Most reactions criticized the tasteless use of suicide as a selling tactic, capitalism at work. Michele Filgate wrote:

One might argue that suicide occurs in movies and in songs and in books — so what’s so bad about models doing this? The answer is that in other art forms, suicide is a plot point in an already established story. It isn’t used to sell a product — or to boost a media brand’s reputation for studied cynicism.

Helen Lewis condemned the spread, noting that media depictions of suicide have a documented effect on at-risk young people:

The Samaritans have guidelines covering both journalistic and creative depictions of suicide, and they are very clear: avoid glamorising suicide and avoid giving details of the methods. It is widely accepted that following these rules reduces copycat suicides…The Samaritans quote studies from Vienna and Toronto where voluntary restrictions on reporting subway suicides reduced their occurrence by 75%. Similarly, the inclusion of a particular suicide method in a popular television show or prominent media report has been shown to increase suicide attempts by that method…What will children in that kind of distress see when they look at those Vice pictures? They will see a menu. Using famous women makes it worse, because vulnerable people can fixate on a favourite writer and identify with them.

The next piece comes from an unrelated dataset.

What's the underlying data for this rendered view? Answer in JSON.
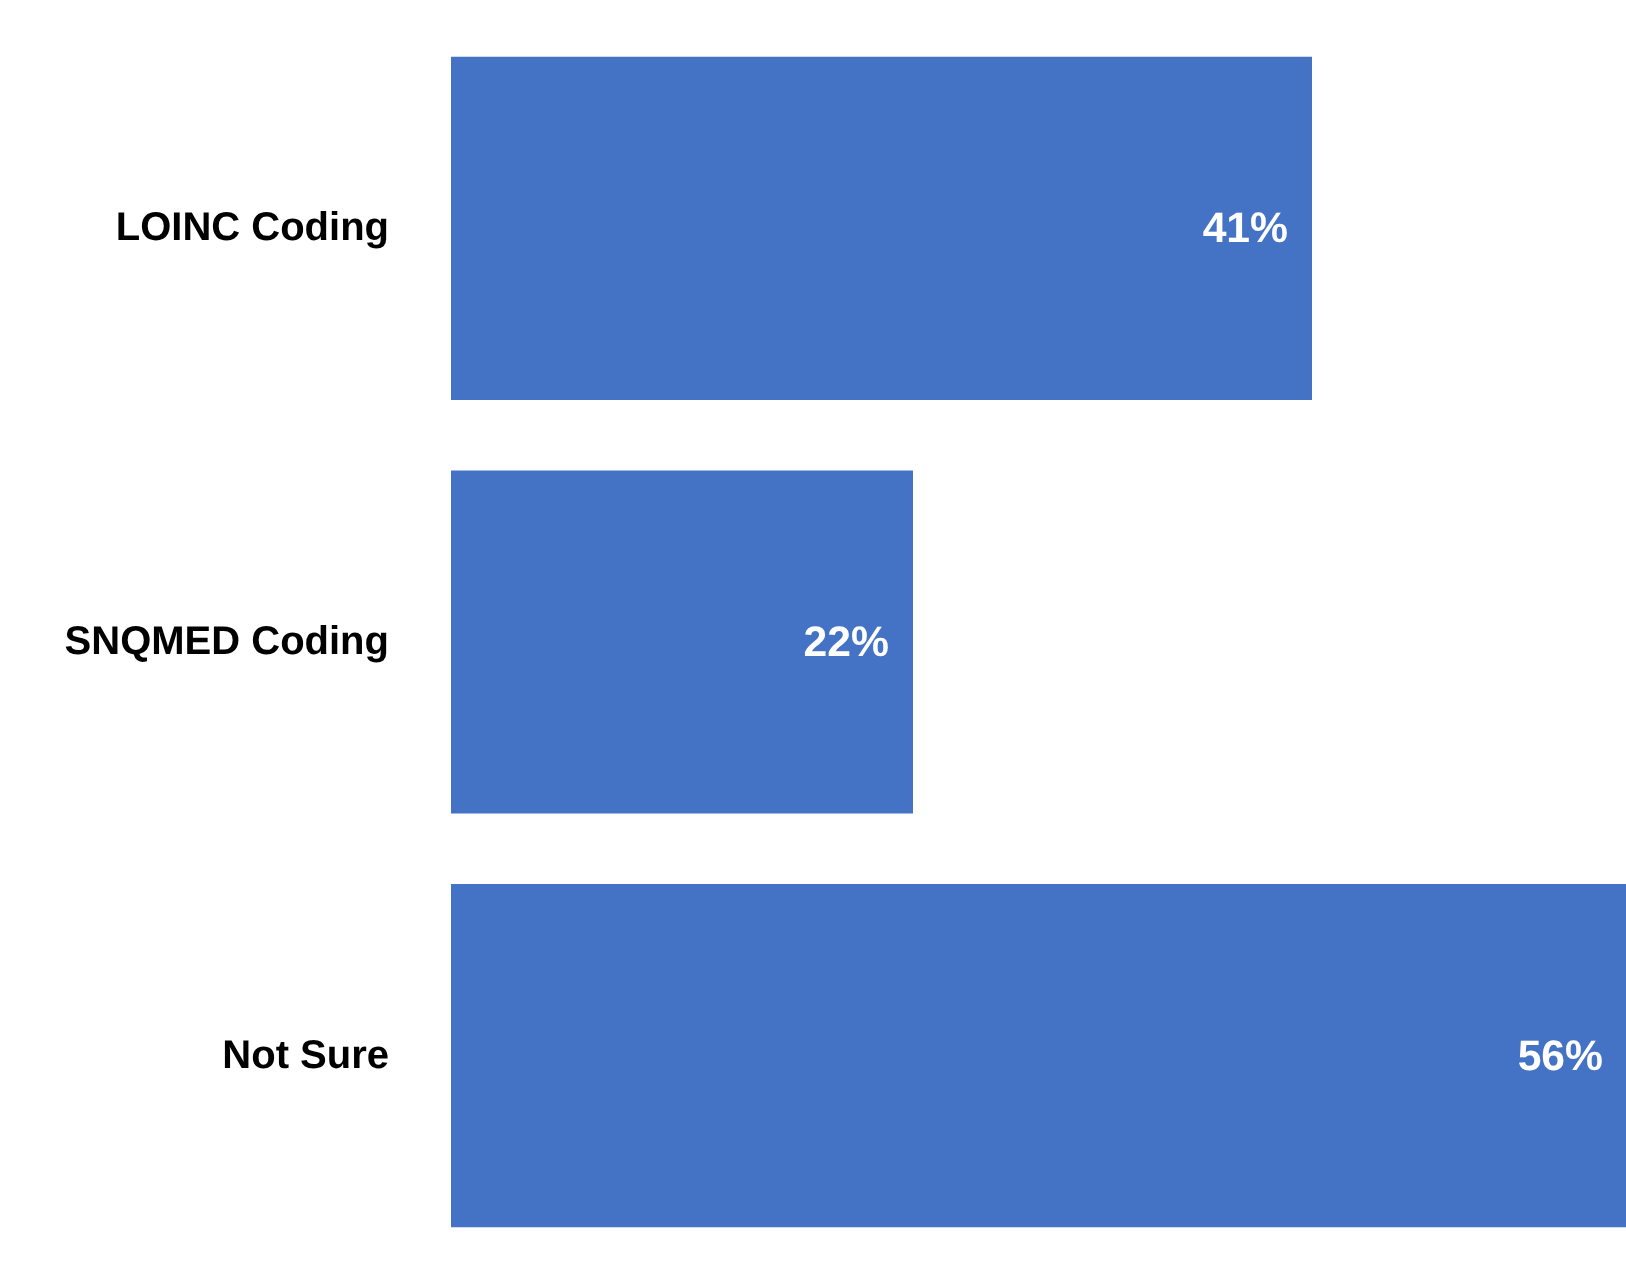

Others argued that the problem wasn’t the depiction of these suicides, but rather the project’s poor execution and utter lack of depth. Michelle Dean wrote:

The images are not particularly shocking or revealing. Probably the best compliment you can give them is that they don’t “glamorize” anything. They are bland, anesthetized, boring. The clothes in them are equally drab, and appear to be randomly chosen, without connection to the horror the photographer indifferently depicts. It looks like they took all of ten minutes to set and style the entire project…Finding that sort of redemption in the dark does of course require groundbreaking work in the first place…So try a bit harder, will you, next time, Vice? Suicide is fair game for commentary — regardless how many others on the Internet cry otherwise when seeing this spread — but slouching indifference and sloppiness do not a real sensation make. To address these women’s life and pain, the work should at least be as smart as those featured.

Perhaps the biggest disservice these photographs do is to reduce complex, struggling writers to their dying acts. The spread is titled “Last Words,” as if these suicides were the careful conclusion of a brilliant literary effort.

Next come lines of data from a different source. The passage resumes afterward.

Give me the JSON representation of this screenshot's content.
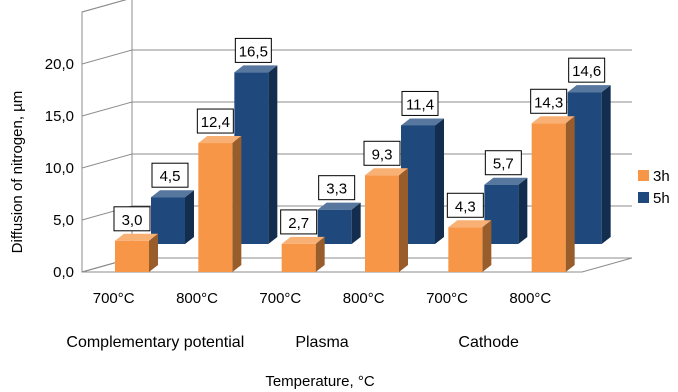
{
  "chart_data": {
    "type": "bar",
    "subtype": "3d-clustered-column",
    "ylabel": "Diffusion of nitrogen, µm",
    "xlabel": "Temperature, °C",
    "ylim": [
      0,
      25
    ],
    "y_ticks": [
      "0,0",
      "5,0",
      "10,0",
      "15,0",
      "20,0"
    ],
    "grid": true,
    "legend_position": "right",
    "categories": [
      "700°C",
      "800°C",
      "700°C",
      "800°C",
      "700°C",
      "800°C"
    ],
    "groups": [
      "Complementary potential",
      "Plasma",
      "Cathode"
    ],
    "series": [
      {
        "name": "3h",
        "color": "#F79646",
        "values": [
          3.0,
          12.4,
          2.7,
          9.3,
          4.3,
          14.3
        ],
        "labels": [
          "3,0",
          "12,4",
          "2,7",
          "9,3",
          "4,3",
          "14,3"
        ]
      },
      {
        "name": "5h",
        "color": "#1F497D",
        "values": [
          4.5,
          16.5,
          3.3,
          11.4,
          5.7,
          14.6
        ],
        "labels": [
          "4,5",
          "16,5",
          "3,3",
          "11,4",
          "5,7",
          "14,6"
        ]
      }
    ]
  }
}
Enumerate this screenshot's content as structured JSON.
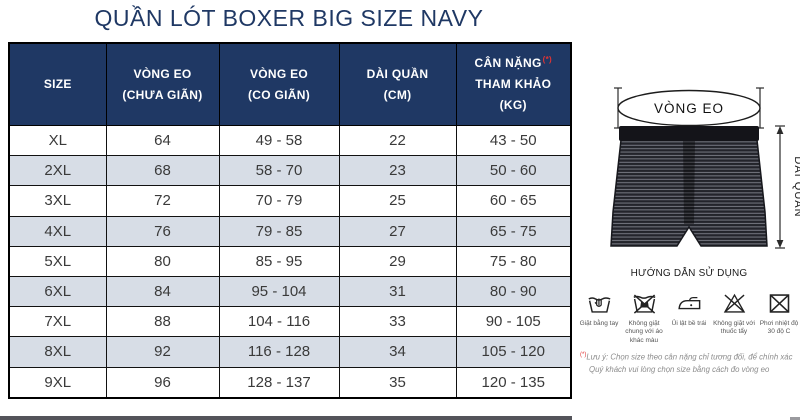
{
  "title": "QUẦN LÓT BOXER BIG SIZE NAVY",
  "colors": {
    "navy": "#1F3864",
    "row_alt": "#D7DDE6",
    "asterisk_red": "#E03434",
    "note_gray": "#8C8C8C"
  },
  "table": {
    "col_keys": [
      "size",
      "vong-eo-chua-gian",
      "vong-eo-co-gian",
      "dai-quan",
      "can-nang"
    ],
    "headers": [
      {
        "line1": "SIZE"
      },
      {
        "line1": "VÒNG EO",
        "line2": "(CHƯA GIÃN)"
      },
      {
        "line1": "VÒNG EO",
        "line2": "(CO GIÃN)"
      },
      {
        "line1": "DÀI QUẦN",
        "line2": "(CM)"
      },
      {
        "line1": "CÂN NẶNG",
        "sup": "(*)",
        "line2": "THAM KHẢO",
        "line3": "(KG)"
      }
    ],
    "rows": [
      [
        "XL",
        "64",
        "49 - 58",
        "22",
        "43 - 50"
      ],
      [
        "2XL",
        "68",
        "58 - 70",
        "23",
        "50 - 60"
      ],
      [
        "3XL",
        "72",
        "70 - 79",
        "25",
        "60 - 65"
      ],
      [
        "4XL",
        "76",
        "79 - 85",
        "27",
        "65 - 75"
      ],
      [
        "5XL",
        "80",
        "85 - 95",
        "29",
        "75 - 80"
      ],
      [
        "6XL",
        "84",
        "95 - 104",
        "31",
        "80 - 90"
      ],
      [
        "7XL",
        "88",
        "104 - 116",
        "33",
        "90 - 105"
      ],
      [
        "8XL",
        "92",
        "116 - 128",
        "34",
        "105 - 120"
      ],
      [
        "9XL",
        "96",
        "128 - 137",
        "35",
        "120 - 135"
      ]
    ]
  },
  "diagram": {
    "waist_label": "VÒNG EO",
    "length_label": "DÀI QUẦN"
  },
  "care": {
    "heading": "HƯỚNG DẪN SỬ DỤNG",
    "items": [
      {
        "icon": "handwash-icon",
        "label": "Giặt bằng tay"
      },
      {
        "icon": "no-mixed-colors-wash-icon",
        "label": "Không giặt chung với áo khác màu"
      },
      {
        "icon": "iron-inside-out-icon",
        "label": "Ủi lật bề trái"
      },
      {
        "icon": "no-bleach-icon",
        "label": "Không giặt với thuốc tẩy"
      },
      {
        "icon": "dry-30c-icon",
        "label": "Phơi nhiệt độ 30 độ C"
      }
    ]
  },
  "note": {
    "asterisk": "(*)",
    "line1": "Lưu ý: Chọn size theo cân nặng chỉ tương đối, để chính xác",
    "line2": "Quý khách vui lòng chọn size bằng cách đo vòng eo"
  }
}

When English Heritage accorded Sylvia Plath a blue plaque in 2000, the organization intended to place it outside her Fitzroy Road residence, where she lived for eight weeks and then died. Her daughter Frieda Hughes protested. “Blue plaques are issued by English Heritage to celebrate the contribution of a person’s work to the lives of others—and to celebrate their life in the place were they did the living…English Heritage had been led to believe that my mother had done all her best work at that address, when in fact she’d been there for only eight weeks, written thirteen poems, nursed two sick children, been ill herself, furnished and decorated the flat, and killed herself,” Hughes wrote in a forward to Ariel: The Restored Edition.

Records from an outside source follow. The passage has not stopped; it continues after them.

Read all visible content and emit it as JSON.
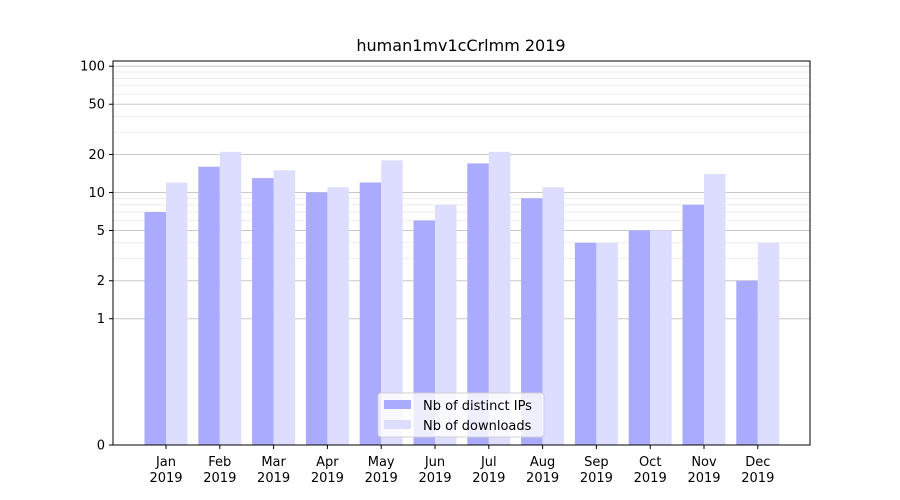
{
  "chart_data": {
    "type": "bar",
    "title": "human1mv1cCrlmm 2019",
    "xlabel": "",
    "ylabel": "",
    "yscale": "symlog",
    "ylim": [
      0,
      110
    ],
    "yticks": [
      0,
      1,
      2,
      5,
      10,
      20,
      50,
      100
    ],
    "ytick_labels": [
      "0",
      "1",
      "2",
      "5",
      "10",
      "20",
      "50",
      "100"
    ],
    "grid": true,
    "legend_position": "lower center",
    "categories": [
      {
        "month": "Jan",
        "year": "2019"
      },
      {
        "month": "Feb",
        "year": "2019"
      },
      {
        "month": "Mar",
        "year": "2019"
      },
      {
        "month": "Apr",
        "year": "2019"
      },
      {
        "month": "May",
        "year": "2019"
      },
      {
        "month": "Jun",
        "year": "2019"
      },
      {
        "month": "Jul",
        "year": "2019"
      },
      {
        "month": "Aug",
        "year": "2019"
      },
      {
        "month": "Sep",
        "year": "2019"
      },
      {
        "month": "Oct",
        "year": "2019"
      },
      {
        "month": "Nov",
        "year": "2019"
      },
      {
        "month": "Dec",
        "year": "2019"
      }
    ],
    "series": [
      {
        "name": "Nb of distinct IPs",
        "color": "#aaaaff",
        "values": [
          7,
          16,
          13,
          10,
          12,
          6,
          17,
          9,
          4,
          5,
          8,
          2
        ]
      },
      {
        "name": "Nb of downloads",
        "color": "#ddddff",
        "values": [
          12,
          21,
          15,
          11,
          18,
          8,
          21,
          11,
          4,
          5,
          14,
          4
        ]
      }
    ]
  }
}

Eventually, English Heritage agreed to commemorate Plath at her first London residence in Chalcot Square, where she wrote and published both The Bell Jar and The Colossus. Hughes again:

I do not want my mother’s death to be commemorated as if it had won an award. I wanted her life to be celebrated, the fact that she had existed, lived to the fullness of her ability, been happy and sad, tormented and ecstatic, and given birth to my brother and me. I think my mother was extraordinary in her work, and valiant in her efforts to fight the depression that dogged her throughout her life. She used every emotional experience as if it were a scrap of material that could be pieced together to make a wonderful dress; she wasted nothing of what she felt, and when in control of those tumultuous feelings she was able to focus and direct her incredible poetic energy to great effect.

That’s not something you get in the Vice photograph of a model staring into a gaping gas oven—and that’s the real sin here.

 

Abigail Grace Murdy is a former Melville House intern.